Empty for lunch break

I settle in to converse with my new acquaintance, Brenda, a nurse for over 30 years who’s heading in a new direction soon, taking a twelve-month culinary course in baking and pastry with an eye to catering with one of her daughters, also taking the class but with a different emphasis.  A good reminder to be ready to try new things, no matter your age.  Just remember though, if you decide to try the Megabus, you have to buy your ticket online; you can’t get one on the bus itself.

Trucks, trucks, everywhere

Looking at the thick stands of trees with underbrush that are interspersed between fields, I marvel again, as I often do, at the pioneers who had to travel first on paths made by Indians or paths they themselves made, then make wider roads for wagons, who had to wrest land for farming from these trees and bushes and, in many cases, rocks, and who were so willing (at least the men) to pull up their metaphoric roots to go west.  They left most of their meager possessions either before they left or, often, along the way, and were probably relieved to reach the fertile prairies, although maybe longing for some of those trees to provide shade.  Many of them continued and  what must they have felt when reaching something like the Badlands and then, the Rockies?!  Amazing people!
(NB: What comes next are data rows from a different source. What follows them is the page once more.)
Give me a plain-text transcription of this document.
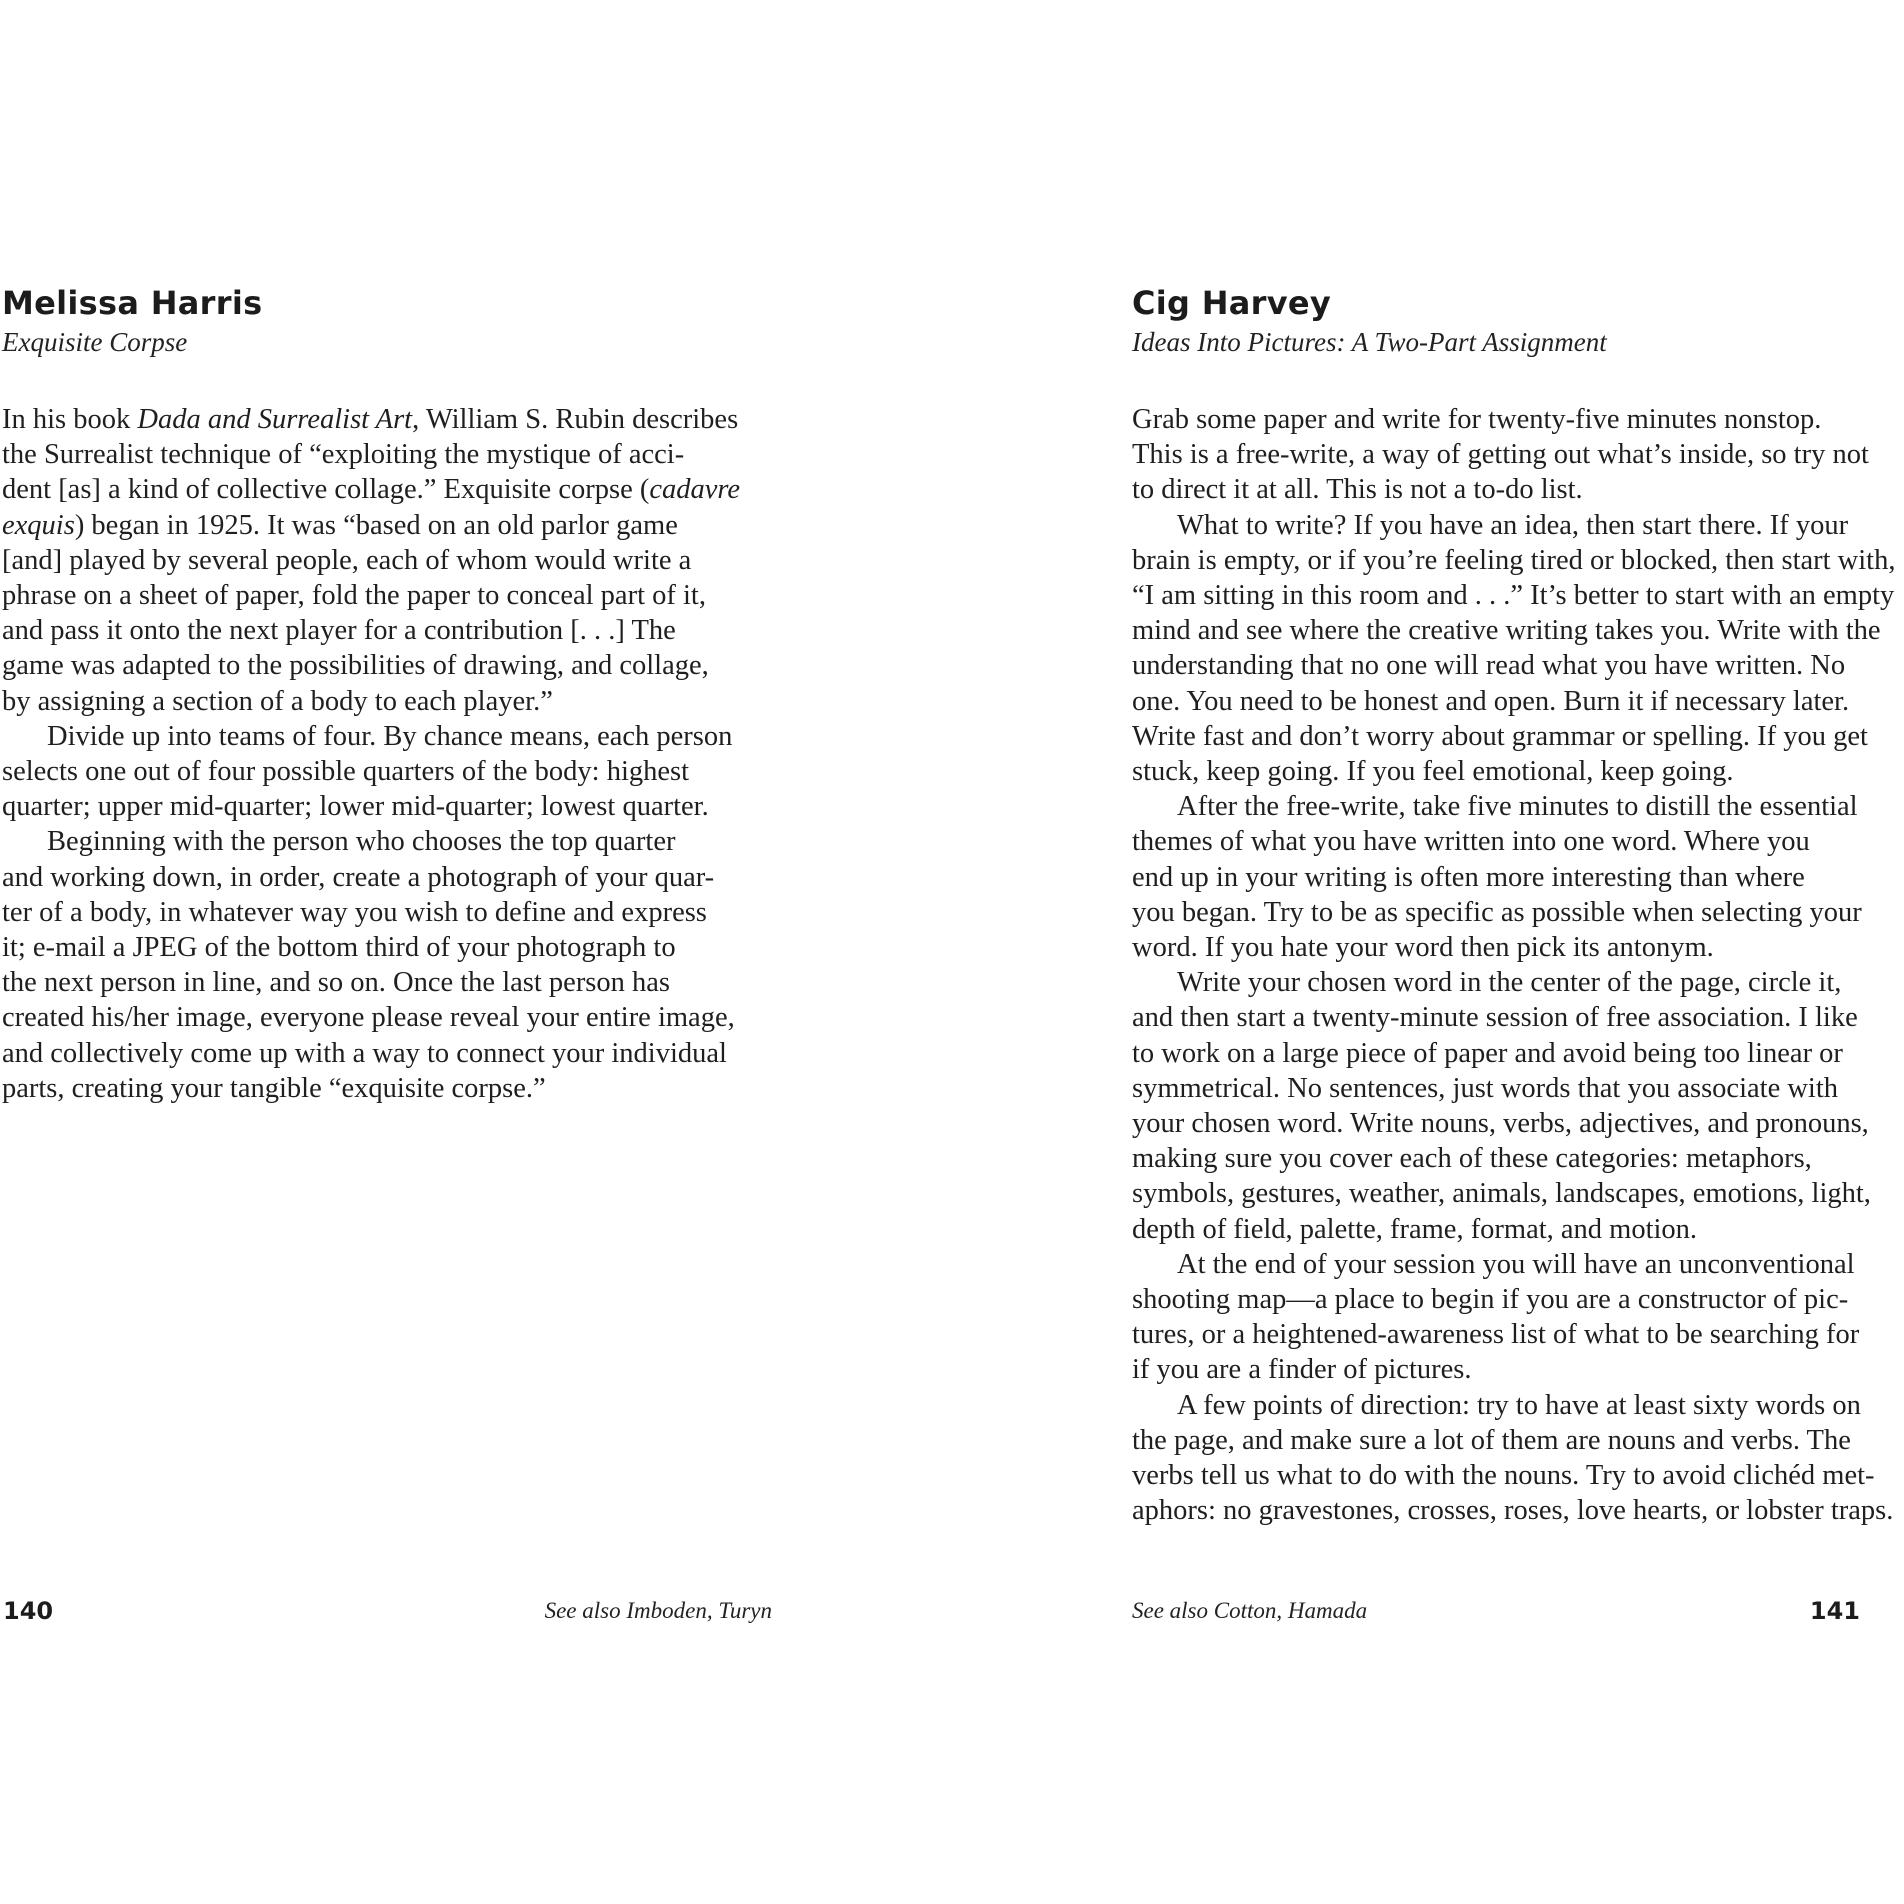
Melissa Harris
Exquisite Corpse
In his book Dada and Surrealist Art, William S. Rubin describes
the Surrealist technique of “exploiting the mystique of acci-
dent [as] a kind of collective collage.” Exquisite corpse (cadavre
exquis) began in 1925. It was “based on an old parlor game
[and] played by several people, each of whom would write a
phrase on a sheet of paper, fold the paper to conceal part of it,
and pass it onto the next player for a contribution [. . .] The
game was adapted to the possibilities of drawing, and collage,
by assigning a section of a body to each player.”
Divide up into teams of four. By chance means, each person
selects one out of four possible quarters of the body: highest
quarter; upper mid-quarter; lower mid-quarter; lowest quarter.
Beginning with the person who chooses the top quarter
and working down, in order, create a photograph of your quar-
ter of a body, in whatever way you wish to define and express
it; e-mail a JPEG of the bottom third of your photograph to
the next person in line, and so on. Once the last person has
created his/her image, everyone please reveal your entire image,
and collectively come up with a way to connect your individual
parts, creating your tangible “exquisite corpse.”
140	See also Imboden, Turyn
Cig Harvey
Ideas Into Pictures: A Two-Part Assignment
Grab some paper and write for twenty-five minutes nonstop.
This is a free-write, a way of getting out what’s inside, so try not
to direct it at all. This is not a to-do list.
What to write? If you have an idea, then start there. If your
brain is empty, or if you’re feeling tired or blocked, then start with,
“I am sitting in this room and . . .” It’s better to start with an empty
mind and see where the creative writing takes you. Write with the
understanding that no one will read what you have written. No
one. You need to be honest and open. Burn it if necessary later.
Write fast and don’t worry about grammar or spelling. If you get
stuck, keep going. If you feel emotional, keep going.
After the free-write, take five minutes to distill the essential
themes of what you have written into one word. Where you
end up in your writing is often more interesting than where
you began. Try to be as specific as possible when selecting your
word. If you hate your word then pick its antonym.
Write your chosen word in the center of the page, circle it,
and then start a twenty-minute session of free association. I like
to work on a large piece of paper and avoid being too linear or
symmetrical. No sentences, just words that you associate with
your chosen word. Write nouns, verbs, adjectives, and pronouns,
making sure you cover each of these categories: metaphors,
symbols, gestures, weather, animals, landscapes, emotions, light,
depth of field, palette, frame, format, and motion.
At the end of your session you will have an unconventional
shooting map—a place to begin if you are a constructor of pic-
tures, or a heightened-awareness list of what to be searching for
if you are a finder of pictures.
A few points of direction: try to have at least sixty words on
the page, and make sure a lot of them are nouns and verbs. The
verbs tell us what to do with the nouns. Try to avoid clichéd met-
aphors: no gravestones, crosses, roses, love hearts, or lobster traps.
See also Cotton, Hamada	141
Gas prices, since leaving northern Illinois, have dropped to $3.99 along the interstate in Indiana but at my favorite stop, exit 71 in Ohio, the price is $3.58.  Even the Mobil stations at the two eastern-most plazas in Indiana are “only” $4.19, in line with Illinois.  I’ve seen prices at these two stations as much as $.60 more per gallon than exit 71 and even $.40 or so more than at any other plazas.  Travelers, beware!

I love peering down from my eyrie at things I couldn’t see if lower—the four donkeys, two tan, two dark brown, tucked away in a field, a meandering river full to the brim with water. (Spell Check doesn’t know the word “eyrie.”  Why not?)  I spot several hawks, one diving to the ground to eat, one gliding on air currents.  It’s also easier to take pictures!!  I wonder why driving (or, in this case, riding) always makes me feel slightly greasy, even though I’m eating well, drinking plenty of fluids and doing nothing much.  I spot a Euro USA truck, distributor for Mackenzie Creamery’s chèvre that I’ll be selling Saturday morning at the farmers market.  I finish my book and bring out the Kindle, still eschewing the laptop.

Takin’ it easy

Then we’re in Cleveland and I’m waiting for my friend to arrive.  I get home, drive to the post office to get a week’s worth of mail, have something to eat.  I’m home one flight and two days with my parents,  one car road trip and three days with my husband,  and one Megabus trip later.  Lovely.  Time for a Guinness and a NHL playoff game.  Ahhhhhhh.

This used to be a picture of LeBron. Wonder why it isn’t now??!!